Healthcare professionals continue to be the most trusted sources of information, but have grown their share by 10%: now almost half (47%) of respondents said they would rely on their GP, doctor, or nurse to provide them with trustworthy information. In 2020, only 5% of respondents said they would rely on a local pharmacist for health advice; this is now 20%.

Trust in independent scientists and experts has dropped since 2020 – falling from 49% to just 29%.

The survey also revealed that despite the ‘twindemic’, consumers are currently more worried about their mental health than Covid-19, colds or the flu. Over a third (39%) said their own mental health was their biggest health concern, demonstrating that the pandemic’s toll has been more than physical.

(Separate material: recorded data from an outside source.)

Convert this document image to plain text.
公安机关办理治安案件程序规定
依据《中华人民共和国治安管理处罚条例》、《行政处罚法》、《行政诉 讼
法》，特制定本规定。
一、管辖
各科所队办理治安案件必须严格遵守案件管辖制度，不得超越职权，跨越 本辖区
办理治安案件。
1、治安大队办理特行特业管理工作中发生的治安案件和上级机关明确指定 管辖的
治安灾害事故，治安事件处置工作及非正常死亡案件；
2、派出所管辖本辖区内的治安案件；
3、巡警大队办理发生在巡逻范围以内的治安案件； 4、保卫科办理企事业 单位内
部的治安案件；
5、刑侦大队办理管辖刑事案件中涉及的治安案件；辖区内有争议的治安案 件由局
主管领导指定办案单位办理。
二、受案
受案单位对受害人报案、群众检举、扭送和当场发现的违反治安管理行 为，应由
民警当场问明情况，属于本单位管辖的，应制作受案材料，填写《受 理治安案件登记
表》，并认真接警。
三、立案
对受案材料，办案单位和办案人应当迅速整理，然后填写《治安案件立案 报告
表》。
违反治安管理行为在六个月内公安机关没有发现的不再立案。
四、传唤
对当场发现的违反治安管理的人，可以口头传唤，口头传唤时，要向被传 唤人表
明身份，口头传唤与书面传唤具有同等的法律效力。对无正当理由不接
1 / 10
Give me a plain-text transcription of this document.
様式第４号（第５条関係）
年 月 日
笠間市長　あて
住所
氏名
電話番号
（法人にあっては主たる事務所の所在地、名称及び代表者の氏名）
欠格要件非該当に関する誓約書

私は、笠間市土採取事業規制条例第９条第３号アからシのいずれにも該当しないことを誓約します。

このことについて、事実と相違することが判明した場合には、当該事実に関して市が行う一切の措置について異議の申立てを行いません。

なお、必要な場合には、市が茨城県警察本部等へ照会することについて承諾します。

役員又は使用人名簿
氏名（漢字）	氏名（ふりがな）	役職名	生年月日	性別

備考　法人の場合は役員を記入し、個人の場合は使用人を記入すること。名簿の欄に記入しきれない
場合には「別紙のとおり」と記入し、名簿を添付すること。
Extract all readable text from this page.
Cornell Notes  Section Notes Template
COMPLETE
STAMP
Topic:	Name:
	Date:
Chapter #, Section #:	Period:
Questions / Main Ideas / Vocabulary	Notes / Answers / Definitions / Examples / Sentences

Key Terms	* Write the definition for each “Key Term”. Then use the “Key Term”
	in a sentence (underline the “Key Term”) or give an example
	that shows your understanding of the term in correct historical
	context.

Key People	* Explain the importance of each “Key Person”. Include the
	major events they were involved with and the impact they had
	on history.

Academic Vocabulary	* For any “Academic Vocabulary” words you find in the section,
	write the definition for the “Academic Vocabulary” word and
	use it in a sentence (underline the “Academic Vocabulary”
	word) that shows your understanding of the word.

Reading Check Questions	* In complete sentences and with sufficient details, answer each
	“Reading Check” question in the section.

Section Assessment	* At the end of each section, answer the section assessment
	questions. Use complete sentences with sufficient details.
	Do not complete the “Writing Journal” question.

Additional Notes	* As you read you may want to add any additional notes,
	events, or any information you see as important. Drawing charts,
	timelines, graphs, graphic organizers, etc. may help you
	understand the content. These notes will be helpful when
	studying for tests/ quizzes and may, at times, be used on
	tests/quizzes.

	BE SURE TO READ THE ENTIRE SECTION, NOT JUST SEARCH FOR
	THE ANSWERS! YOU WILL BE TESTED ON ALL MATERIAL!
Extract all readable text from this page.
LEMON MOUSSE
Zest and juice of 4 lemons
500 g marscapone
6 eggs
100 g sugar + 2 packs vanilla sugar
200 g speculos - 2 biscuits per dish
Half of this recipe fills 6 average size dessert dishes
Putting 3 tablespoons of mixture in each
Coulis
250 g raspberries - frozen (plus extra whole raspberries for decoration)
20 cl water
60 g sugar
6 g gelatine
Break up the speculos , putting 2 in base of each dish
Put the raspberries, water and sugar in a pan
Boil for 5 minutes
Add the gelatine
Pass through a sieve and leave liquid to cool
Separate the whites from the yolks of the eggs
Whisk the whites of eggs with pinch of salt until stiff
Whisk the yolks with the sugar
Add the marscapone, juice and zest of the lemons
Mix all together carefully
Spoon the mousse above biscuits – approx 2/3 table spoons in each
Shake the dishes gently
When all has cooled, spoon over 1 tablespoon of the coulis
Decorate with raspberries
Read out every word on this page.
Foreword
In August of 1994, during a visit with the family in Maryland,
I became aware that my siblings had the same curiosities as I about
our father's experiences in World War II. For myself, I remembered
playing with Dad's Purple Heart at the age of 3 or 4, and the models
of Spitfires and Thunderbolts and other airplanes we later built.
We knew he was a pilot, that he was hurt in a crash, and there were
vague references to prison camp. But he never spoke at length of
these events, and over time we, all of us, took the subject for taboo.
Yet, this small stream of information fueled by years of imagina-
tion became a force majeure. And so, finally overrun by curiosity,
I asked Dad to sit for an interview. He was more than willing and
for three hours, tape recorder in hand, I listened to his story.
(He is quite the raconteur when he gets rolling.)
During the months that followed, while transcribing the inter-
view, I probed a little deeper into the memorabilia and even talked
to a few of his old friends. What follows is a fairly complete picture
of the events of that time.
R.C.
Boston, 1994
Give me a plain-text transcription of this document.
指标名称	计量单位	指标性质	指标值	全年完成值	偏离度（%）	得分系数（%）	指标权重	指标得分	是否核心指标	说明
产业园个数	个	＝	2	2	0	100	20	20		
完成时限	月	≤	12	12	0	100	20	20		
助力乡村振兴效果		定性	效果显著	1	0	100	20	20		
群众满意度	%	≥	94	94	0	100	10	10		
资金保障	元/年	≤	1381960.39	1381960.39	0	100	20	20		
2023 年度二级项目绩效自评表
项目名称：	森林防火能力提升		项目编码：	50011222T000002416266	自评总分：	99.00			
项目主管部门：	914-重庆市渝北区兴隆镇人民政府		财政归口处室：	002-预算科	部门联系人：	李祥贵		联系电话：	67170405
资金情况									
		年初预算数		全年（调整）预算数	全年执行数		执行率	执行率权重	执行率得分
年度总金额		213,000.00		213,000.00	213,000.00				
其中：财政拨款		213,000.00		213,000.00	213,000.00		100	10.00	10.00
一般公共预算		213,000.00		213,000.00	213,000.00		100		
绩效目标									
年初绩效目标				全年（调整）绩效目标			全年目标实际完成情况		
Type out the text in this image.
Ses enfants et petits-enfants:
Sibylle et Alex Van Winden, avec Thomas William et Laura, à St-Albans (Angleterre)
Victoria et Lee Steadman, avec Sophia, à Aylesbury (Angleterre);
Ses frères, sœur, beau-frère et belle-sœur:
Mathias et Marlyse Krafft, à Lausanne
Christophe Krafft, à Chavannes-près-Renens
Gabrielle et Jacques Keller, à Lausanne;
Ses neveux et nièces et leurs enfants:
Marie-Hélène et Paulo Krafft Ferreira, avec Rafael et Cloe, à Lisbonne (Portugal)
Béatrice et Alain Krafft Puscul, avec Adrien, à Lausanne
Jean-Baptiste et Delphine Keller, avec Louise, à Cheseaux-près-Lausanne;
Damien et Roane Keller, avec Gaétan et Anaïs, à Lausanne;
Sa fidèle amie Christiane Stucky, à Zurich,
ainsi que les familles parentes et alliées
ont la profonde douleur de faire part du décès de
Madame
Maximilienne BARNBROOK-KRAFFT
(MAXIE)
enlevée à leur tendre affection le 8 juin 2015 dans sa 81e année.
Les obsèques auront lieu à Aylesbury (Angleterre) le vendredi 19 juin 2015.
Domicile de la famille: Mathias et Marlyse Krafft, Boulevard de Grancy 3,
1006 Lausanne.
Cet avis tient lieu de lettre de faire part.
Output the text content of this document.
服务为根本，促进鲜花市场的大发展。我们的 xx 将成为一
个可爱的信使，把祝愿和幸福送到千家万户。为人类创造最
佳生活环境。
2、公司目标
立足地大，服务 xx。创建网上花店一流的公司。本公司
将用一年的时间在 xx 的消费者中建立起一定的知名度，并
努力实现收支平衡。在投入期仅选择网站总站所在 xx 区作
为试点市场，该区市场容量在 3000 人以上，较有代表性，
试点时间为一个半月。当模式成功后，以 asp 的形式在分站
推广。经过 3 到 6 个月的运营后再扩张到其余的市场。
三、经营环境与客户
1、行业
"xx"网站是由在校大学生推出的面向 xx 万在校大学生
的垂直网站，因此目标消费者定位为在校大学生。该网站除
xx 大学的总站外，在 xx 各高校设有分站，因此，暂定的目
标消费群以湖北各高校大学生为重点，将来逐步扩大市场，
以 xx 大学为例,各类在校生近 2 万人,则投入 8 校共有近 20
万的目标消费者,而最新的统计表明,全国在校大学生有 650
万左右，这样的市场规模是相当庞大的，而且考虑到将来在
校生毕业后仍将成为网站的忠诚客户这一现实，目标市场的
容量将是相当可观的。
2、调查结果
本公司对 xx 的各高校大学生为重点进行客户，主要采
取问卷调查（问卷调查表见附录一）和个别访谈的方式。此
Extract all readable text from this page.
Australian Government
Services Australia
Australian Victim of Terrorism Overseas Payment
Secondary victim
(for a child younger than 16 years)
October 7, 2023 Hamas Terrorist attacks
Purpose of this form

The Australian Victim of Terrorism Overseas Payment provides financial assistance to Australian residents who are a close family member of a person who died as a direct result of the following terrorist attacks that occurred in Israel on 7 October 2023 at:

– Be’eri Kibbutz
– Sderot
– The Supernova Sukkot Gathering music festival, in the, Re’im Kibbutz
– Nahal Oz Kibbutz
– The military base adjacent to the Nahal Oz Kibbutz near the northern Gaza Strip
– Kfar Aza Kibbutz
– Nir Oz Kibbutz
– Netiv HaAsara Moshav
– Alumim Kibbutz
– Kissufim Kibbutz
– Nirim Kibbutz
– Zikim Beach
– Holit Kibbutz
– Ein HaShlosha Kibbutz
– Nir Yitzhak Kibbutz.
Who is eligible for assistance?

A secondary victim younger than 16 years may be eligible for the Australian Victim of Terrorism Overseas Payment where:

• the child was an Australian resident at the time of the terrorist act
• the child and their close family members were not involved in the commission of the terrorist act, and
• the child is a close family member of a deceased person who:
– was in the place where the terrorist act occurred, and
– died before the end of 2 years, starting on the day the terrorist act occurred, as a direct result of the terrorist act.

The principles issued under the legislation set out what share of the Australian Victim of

As trust has shifted during the pandemic, it has also changed in intensity. It is now harder to lose consumers’ trust: two years ago, 44% of respondents said that they would lose trust in health information that went against official advice. This has now fallen to 23%. The data suggests a degree of ‘health messaging fatigue’, with consumers less engaged with the health information they consume and therefore less likely to question its accuracy.

Rhodri Harries, Kaizo MD, said: “Consumers have been bombarded with health information for two years now, and this, coupled with the ongoing decline in print and online news readership, means health communicators need to reevaluate their approach. Clear, trustworthy health information saves lives and reduces the burden on the NHS – but only if people pay attention to it.”

Harries continued: “Our research highlights several key trends that health communicators need to take on board to ensure that consumers and patients engage with what they have to say. The pandemic continues to redefine ‘normal’ practice two years on, so tracking these trends means brands gain a competitive advantage.”